I have a Thermopop and an Igrill mini thermometer.I find both of them to have inconsistent readings.Interested in which ones people would recommend.


----------



## Splittine (Nov 24, 2007)

https://smile.amazon.com/gp/aw/d/B0...ick+et-733&dpPl=1&dpID=41BZu2lNknL&ref=plSrch


----------



## halo1 (Oct 4, 2007)

I like my thermopen! It's instant read and very consistent. I've been seeing some ads for a wireless thermometer probe called meater. Its new so I'm waiting on reviews before I try and buy one


----------



## Ragon210 (Jul 11, 2013)

i have and love my thermapop. How did you figure it was inconsistent?


----------



## ironman (Oct 18, 2007)

*Best Grill Thermometer*

For all you professional smoker/grillers out there what is the best dual probe thermometer for the grill. Went to smoke a brisket this morning and both of my probes are off.


----------



## johnsonbeachbum (Oct 1, 2007)

Lots of praise for Maverick products in the grilling and smoking forums.
I have had a ET-73 for several years and it does what I want.
dual probes for internal meat temp and inside the grill smoker.
Wireless remote, etc.
$40 most places.


----------



## slackwolf (Oct 23, 2007)

Maverick et-732 and et-733 are both great. Had a 732 for years and 733 for 18months or so. Amazingribs.com has reviews and praise. Amazon or amazenproducts.com are best prices. 

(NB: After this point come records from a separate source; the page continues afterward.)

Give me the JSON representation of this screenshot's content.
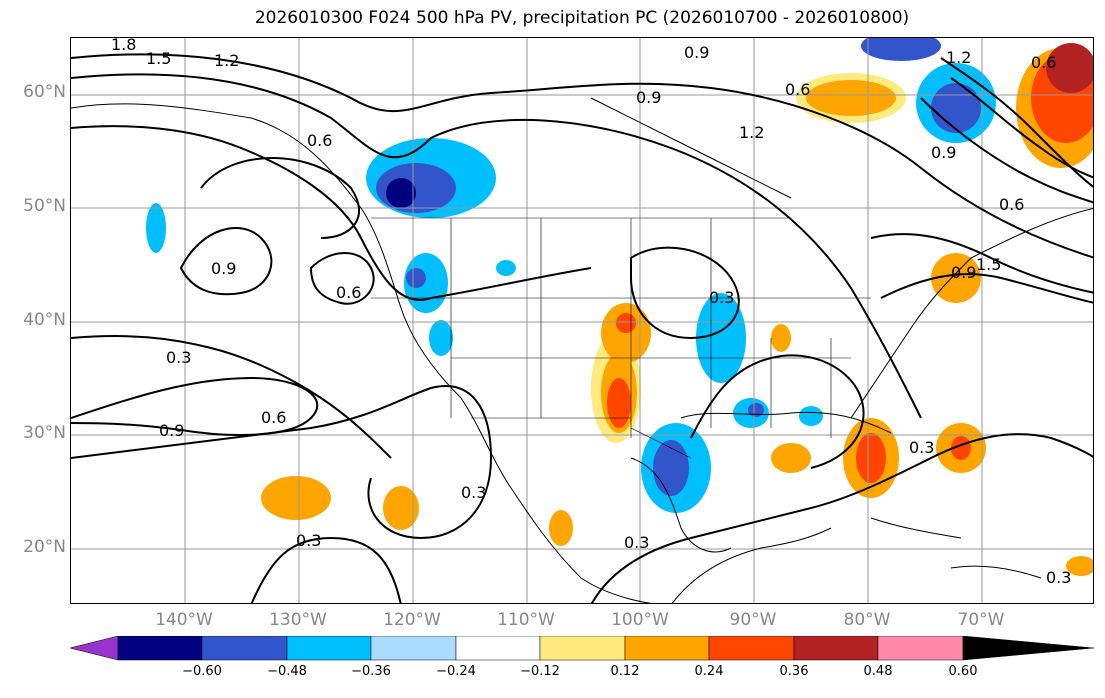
{
  "title": "2026010300 F024 500 hPa PV, precipitation PC (2026010700 - 2026010800)",
  "lat_labels": [
    "60°N",
    "50°N",
    "40°N",
    "30°N",
    "20°N"
  ],
  "lon_labels": [
    "140°W",
    "130°W",
    "120°W",
    "110°W",
    "100°W",
    "90°W",
    "80°W",
    "70°W"
  ],
  "contour_labels": [
    "1.8",
    "1.5",
    "1.2",
    "0.6",
    "0.9",
    "0.6",
    "0.3",
    "0.9",
    "0.6",
    "0.3",
    "0.3",
    "0.3",
    "0.3",
    "1.2",
    "0.9",
    "0.6",
    "0.9",
    "0.6",
    "1.5",
    "0.9",
    "0.6",
    "0.3",
    "0.3",
    "0.9",
    "1.2"
  ],
  "colorbar": {
    "ticks": [
      "−0.60",
      "−0.48",
      "−0.36",
      "−0.24",
      "−0.12",
      "0.12",
      "0.24",
      "0.36",
      "0.48",
      "0.60"
    ],
    "colors": [
      "#9933cc",
      "#000080",
      "#3355cc",
      "#00bfff",
      "#aadcff",
      "#ffffff",
      "#ffea80",
      "#ffa500",
      "#ff4500",
      "#b22222",
      "#ff88aa"
    ]
  }
}
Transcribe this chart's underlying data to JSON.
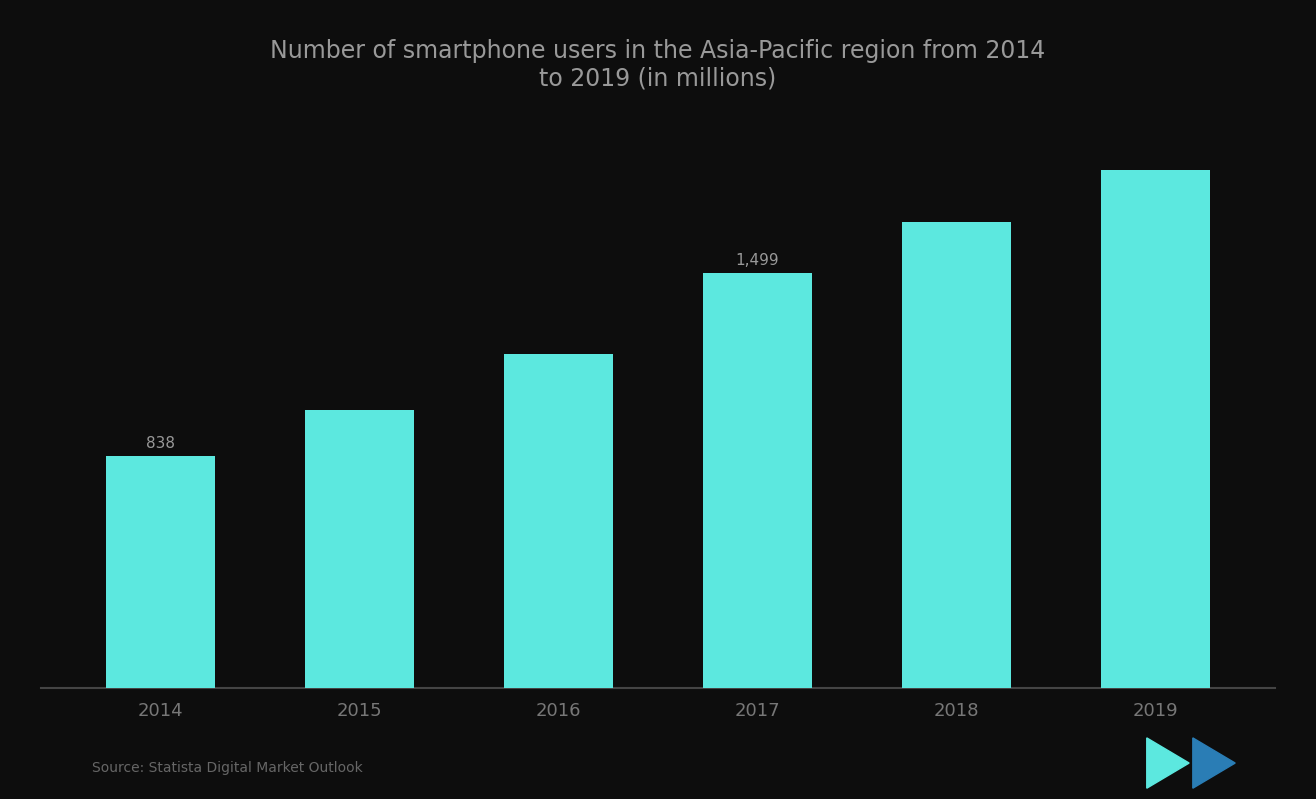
{
  "categories": [
    "2014",
    "2015",
    "2016",
    "2017",
    "2018",
    "2019"
  ],
  "values": [
    838,
    1006,
    1207,
    1499,
    1685,
    1870
  ],
  "bar_color": "#5ce8df",
  "background_color": "#0d0d0d",
  "title_line1": "Number of smartphone users in the Asia-Pacific region from 2014",
  "title_line2": "to 2019 (in millions)",
  "title_color": "#999999",
  "axis_label_color": "#777777",
  "label_indices": [
    0,
    3
  ],
  "label_texts": [
    "838",
    "1,499"
  ],
  "source_text": "Source: Statista Digital Market Outlook",
  "ylim": [
    0,
    2100
  ],
  "bar_width": 0.55,
  "title_fontsize": 17,
  "tick_fontsize": 13,
  "label_fontsize": 11
}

The bge unit is a bge branded maverick based on the 732/733. Iirc it is an et-734 lol


----------



## RMS (Dec 9, 2008)

Been using the Maverick dual temp with wireless remote for years without issue.


----------



## daybreaker (Mar 23, 2011)

Ragon,Temp may be 120 degrees at one site and 2 inches away can be 100 degees.Did a beef tenderloin for Christmas and said temp was 133 degrees and it was raw.Maybe I just got a bad unit.


----------



## daybreaker (Mar 23, 2011)

I will check out the Mavericks.


----------



## DLo (Oct 2, 2007)

Check them with boiling water, and a half and half mix of ice and water, it should read 212 and 32 degrees F, it will give you an idea about how far from accurate it is.


----------



## ChileRelleno (Jul 7, 2012)

DLo said:


> Check them with boiling water, and a half and half mix of ice and water, it should read 212 and 32 degrees F, it will give you an idea about how far from accurate it is.


THIS!

I have a Lavatools Javelin instant read probe thermometer, it is dead on, tested as per above.
It is a good probe and significantly less expensive than many others.
Only Con is the display is not back lit.

For a dual probe, air/meat, I'm looking at getting the Thermoworks Smoke.
http://www.thermoworks.com/Smoke?gc...shbULxTNz0zw_5G9HgTHxrs3PoHkrsUzRsaAiYX8P8HAQ


----------



## DLo (Oct 2, 2007)

Has anyone tried one of the wifi thermometers, I would like to be able to monitor my temps on my phone, but I would like to hear real world reviews first?


----------